Что же до Драганы, она смотрела на него неотрывно и продолжала радоваться его появлению в их пределах.
– Арсений Петрович мне говорил: к нам приедет юноша, похожий на Есенина. Я страсть как люблю Есенина! А вы как его двойник! Надо же, как вы похожи на Есенина! Нет, это удивительно, что я увидела живого Есенина. Одно только плохо: я не смогу с вами работать. Я всё время буду смотреть на вас и восхищаться. Я, наверное, встретила свою любовь. А? Что вы на это скажете, если я вас полюблю? Мне двадцать три года, а я никого не любила. А вы мне скажите сейчас же: вы женаты? Вы кого-нибудь любите?.. отвечайте быстрее.
– Дана! Девочка моя.
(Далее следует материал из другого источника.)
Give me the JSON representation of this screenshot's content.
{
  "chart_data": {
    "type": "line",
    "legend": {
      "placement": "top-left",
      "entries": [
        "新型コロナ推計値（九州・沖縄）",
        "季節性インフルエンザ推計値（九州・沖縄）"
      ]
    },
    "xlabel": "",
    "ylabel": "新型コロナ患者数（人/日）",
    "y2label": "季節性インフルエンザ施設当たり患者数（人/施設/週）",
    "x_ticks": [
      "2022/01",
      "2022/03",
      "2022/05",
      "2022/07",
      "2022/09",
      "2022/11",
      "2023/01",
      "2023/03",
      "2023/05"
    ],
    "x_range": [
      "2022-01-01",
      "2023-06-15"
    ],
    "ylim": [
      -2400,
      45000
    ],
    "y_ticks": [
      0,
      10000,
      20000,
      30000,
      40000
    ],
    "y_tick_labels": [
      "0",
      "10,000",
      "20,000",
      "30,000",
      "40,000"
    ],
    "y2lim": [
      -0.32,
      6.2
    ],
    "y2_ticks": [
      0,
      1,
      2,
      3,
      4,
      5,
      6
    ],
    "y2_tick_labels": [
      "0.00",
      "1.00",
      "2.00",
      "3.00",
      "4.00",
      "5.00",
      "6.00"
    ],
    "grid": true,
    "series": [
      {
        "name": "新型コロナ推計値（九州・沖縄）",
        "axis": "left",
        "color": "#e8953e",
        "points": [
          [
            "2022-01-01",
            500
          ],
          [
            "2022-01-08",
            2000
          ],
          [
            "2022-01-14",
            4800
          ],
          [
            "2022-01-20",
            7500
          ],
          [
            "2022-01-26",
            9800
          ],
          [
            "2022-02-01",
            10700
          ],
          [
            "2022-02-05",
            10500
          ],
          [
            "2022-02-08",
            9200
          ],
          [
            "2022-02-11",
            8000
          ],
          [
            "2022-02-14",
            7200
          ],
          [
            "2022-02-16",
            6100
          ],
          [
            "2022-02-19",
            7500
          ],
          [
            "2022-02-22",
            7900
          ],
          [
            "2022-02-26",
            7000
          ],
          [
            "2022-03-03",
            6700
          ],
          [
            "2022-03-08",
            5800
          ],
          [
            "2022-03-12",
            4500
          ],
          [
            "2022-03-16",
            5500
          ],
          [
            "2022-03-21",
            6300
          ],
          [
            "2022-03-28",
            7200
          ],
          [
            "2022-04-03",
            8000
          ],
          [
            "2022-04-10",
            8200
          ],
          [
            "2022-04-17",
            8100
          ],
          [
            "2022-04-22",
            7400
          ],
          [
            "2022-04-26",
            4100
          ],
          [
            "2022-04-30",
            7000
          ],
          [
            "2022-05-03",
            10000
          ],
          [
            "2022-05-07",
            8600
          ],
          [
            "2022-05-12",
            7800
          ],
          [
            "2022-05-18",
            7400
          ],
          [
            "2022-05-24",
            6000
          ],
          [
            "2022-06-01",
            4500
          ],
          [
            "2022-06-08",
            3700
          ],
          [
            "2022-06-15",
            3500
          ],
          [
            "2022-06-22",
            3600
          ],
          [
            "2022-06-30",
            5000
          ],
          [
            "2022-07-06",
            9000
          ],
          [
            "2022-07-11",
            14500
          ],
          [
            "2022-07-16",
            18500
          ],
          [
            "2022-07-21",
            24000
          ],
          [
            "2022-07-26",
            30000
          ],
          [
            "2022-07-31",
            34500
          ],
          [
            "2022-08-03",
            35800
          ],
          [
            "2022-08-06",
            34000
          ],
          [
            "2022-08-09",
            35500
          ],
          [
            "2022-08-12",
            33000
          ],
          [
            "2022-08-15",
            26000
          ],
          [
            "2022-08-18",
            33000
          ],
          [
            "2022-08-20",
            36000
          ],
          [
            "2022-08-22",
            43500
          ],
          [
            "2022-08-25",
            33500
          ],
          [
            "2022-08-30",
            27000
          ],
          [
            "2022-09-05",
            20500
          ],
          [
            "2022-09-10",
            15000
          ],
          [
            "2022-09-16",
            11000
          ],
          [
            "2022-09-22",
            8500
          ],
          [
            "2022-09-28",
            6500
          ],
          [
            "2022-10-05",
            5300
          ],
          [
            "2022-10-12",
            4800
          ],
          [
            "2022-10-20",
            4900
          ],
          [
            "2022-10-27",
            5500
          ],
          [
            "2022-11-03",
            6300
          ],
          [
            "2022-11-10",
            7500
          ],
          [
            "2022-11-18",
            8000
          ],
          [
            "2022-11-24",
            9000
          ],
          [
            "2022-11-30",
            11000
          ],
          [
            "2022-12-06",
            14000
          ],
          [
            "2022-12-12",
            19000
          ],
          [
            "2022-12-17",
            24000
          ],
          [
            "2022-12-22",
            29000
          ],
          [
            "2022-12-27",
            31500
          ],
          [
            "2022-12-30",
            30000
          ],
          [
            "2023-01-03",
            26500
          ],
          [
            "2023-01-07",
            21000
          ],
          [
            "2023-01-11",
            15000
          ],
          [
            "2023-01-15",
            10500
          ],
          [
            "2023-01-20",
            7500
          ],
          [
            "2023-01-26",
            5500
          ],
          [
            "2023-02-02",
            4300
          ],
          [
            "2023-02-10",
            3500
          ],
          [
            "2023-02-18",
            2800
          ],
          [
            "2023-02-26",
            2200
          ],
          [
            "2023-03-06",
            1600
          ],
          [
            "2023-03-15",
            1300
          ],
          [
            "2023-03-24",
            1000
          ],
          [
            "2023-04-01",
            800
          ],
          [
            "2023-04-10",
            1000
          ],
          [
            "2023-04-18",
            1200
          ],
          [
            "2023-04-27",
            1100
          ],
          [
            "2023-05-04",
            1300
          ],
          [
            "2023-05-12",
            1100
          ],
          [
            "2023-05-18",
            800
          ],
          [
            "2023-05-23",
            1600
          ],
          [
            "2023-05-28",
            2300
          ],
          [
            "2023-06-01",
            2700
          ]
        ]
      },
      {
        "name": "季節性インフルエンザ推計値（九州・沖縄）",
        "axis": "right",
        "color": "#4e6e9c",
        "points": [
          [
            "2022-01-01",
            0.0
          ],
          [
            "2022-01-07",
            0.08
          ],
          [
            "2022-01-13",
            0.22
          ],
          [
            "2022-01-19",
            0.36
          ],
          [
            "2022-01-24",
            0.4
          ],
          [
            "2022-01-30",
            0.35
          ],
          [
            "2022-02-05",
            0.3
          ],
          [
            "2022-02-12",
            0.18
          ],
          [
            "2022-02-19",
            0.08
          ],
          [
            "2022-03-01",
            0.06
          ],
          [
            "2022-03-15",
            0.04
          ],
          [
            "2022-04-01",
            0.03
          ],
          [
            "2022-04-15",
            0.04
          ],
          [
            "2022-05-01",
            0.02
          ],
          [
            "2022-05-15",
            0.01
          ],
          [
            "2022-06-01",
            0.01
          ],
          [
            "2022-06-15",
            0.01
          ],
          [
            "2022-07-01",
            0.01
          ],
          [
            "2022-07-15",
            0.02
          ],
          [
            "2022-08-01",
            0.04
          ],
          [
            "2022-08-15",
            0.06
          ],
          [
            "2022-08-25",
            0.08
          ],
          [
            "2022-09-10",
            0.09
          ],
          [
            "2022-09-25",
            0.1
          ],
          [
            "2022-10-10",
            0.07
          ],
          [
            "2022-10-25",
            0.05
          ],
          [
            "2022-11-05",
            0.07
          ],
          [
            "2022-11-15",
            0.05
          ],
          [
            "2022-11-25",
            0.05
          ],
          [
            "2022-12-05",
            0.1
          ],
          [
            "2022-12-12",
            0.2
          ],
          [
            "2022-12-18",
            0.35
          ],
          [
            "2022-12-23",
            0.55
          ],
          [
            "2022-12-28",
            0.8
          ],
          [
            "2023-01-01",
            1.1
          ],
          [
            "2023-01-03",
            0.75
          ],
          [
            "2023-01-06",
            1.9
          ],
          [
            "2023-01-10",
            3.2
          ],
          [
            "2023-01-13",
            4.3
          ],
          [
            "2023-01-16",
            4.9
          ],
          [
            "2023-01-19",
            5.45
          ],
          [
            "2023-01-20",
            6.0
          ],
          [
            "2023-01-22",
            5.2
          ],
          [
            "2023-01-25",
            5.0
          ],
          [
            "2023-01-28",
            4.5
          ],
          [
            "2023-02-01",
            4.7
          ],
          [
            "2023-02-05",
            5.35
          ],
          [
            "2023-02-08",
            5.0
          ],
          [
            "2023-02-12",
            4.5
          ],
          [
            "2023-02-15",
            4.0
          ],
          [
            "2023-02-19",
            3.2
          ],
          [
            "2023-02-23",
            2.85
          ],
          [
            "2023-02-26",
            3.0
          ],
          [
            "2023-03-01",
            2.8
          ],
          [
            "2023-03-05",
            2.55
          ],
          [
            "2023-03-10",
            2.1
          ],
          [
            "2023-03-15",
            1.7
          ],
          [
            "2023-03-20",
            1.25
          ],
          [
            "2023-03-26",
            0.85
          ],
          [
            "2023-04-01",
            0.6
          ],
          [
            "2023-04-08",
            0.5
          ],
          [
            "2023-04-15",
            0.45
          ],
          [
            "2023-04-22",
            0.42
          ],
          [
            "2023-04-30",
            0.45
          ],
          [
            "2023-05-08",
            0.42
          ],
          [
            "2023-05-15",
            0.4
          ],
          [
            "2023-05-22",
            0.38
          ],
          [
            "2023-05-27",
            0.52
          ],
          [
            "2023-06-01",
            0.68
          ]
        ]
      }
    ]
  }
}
Я никогда не слышал от тебя таких смелых и рискованных речей. Ну, что подумает о тебе наш гость? Он такой скромный, сдержанный и – такой умный. Наконец, не надо забывать, что перед нами – великий учёный. Мне кто-то дунул в ухо, что это первый человек планеты. Недаром же мне велели притащить его к тебе на остров.
– Ну, вот, дядя. Первый человек планеты! А зачем же мне нужен второй или третий? Мне и нужен первый! Я такого только и могу полюбить. И вообще... не надо нам мешать. Мы с ним люди одного поколения, и отношения между нами должны быть современными. Я хотя и красавица, и дочь губернатора, и внучка миллиардера, и женихов за мной тянется длинный шлейф, а вот он-то может меня и не полюбить. Это будет для меня катастрофа, и этого я не переживу. Я тогда уеду в Белград и никогда к вам не вернусь.
Все эти длинные, демонстративно откровенные тирады Борис воспринял как шуточные и заключавшие неуважительное к нему отношение, но отнёсся к ним спокойно и будто бы даже не принимал их всерьёз, но в глубине души был обижен и долго не подавал в разговоре даже коротких реплик, не находя умных и подходящих для такого момента слов. Где-то на уровне подсознания копошилась мысль: мне трудно будет сохранять равнодушие, но я найду в себе силы, чтобы не показывать ей своего интереса и, тем более, восхищения.
Но что же она такое, эта девушка, принесшая с собою столько новых, сильных впечатлений для Бориса и заставившая присмиреть грозного адмирала?
Легко и весело она набирала себе еду, задавала Борису вопросы и, казалось, всё больше радовалась тому счастливому обстоятельству, что человек, которого они долго ждали, был и молод, и хорош собой, и всем своим обликом так походил на Есенина и на них – на дядю Яна, и на неё, Драгану. И, кажется, это вот последнее обстоятельство и вызвало такой откровенный восторг девушки, который она, может быть, и хотела бы скрыть, но не умела. И дальше она говорила:
– Удивительно, как мы, русские, похожи друг на друга! Вы не находите?
Она говорила по-английски, но некоторые фразы вырывались у неё по-русски.
– Вы русская?
– Нет же, нет, конечно; я сербка и родилась в Америке, но, когда бываю в Белграде у своего второго дяди, говорю только по-русски, и мы любим говорить: «Мы тоже русские!». Быть русским – это мечта многих сербов. Россия – такая великая и могучая страна! А русский народ так много сделал для человечества! Сербы – тоже народ замечательный, но вас, русских, я люблю больше.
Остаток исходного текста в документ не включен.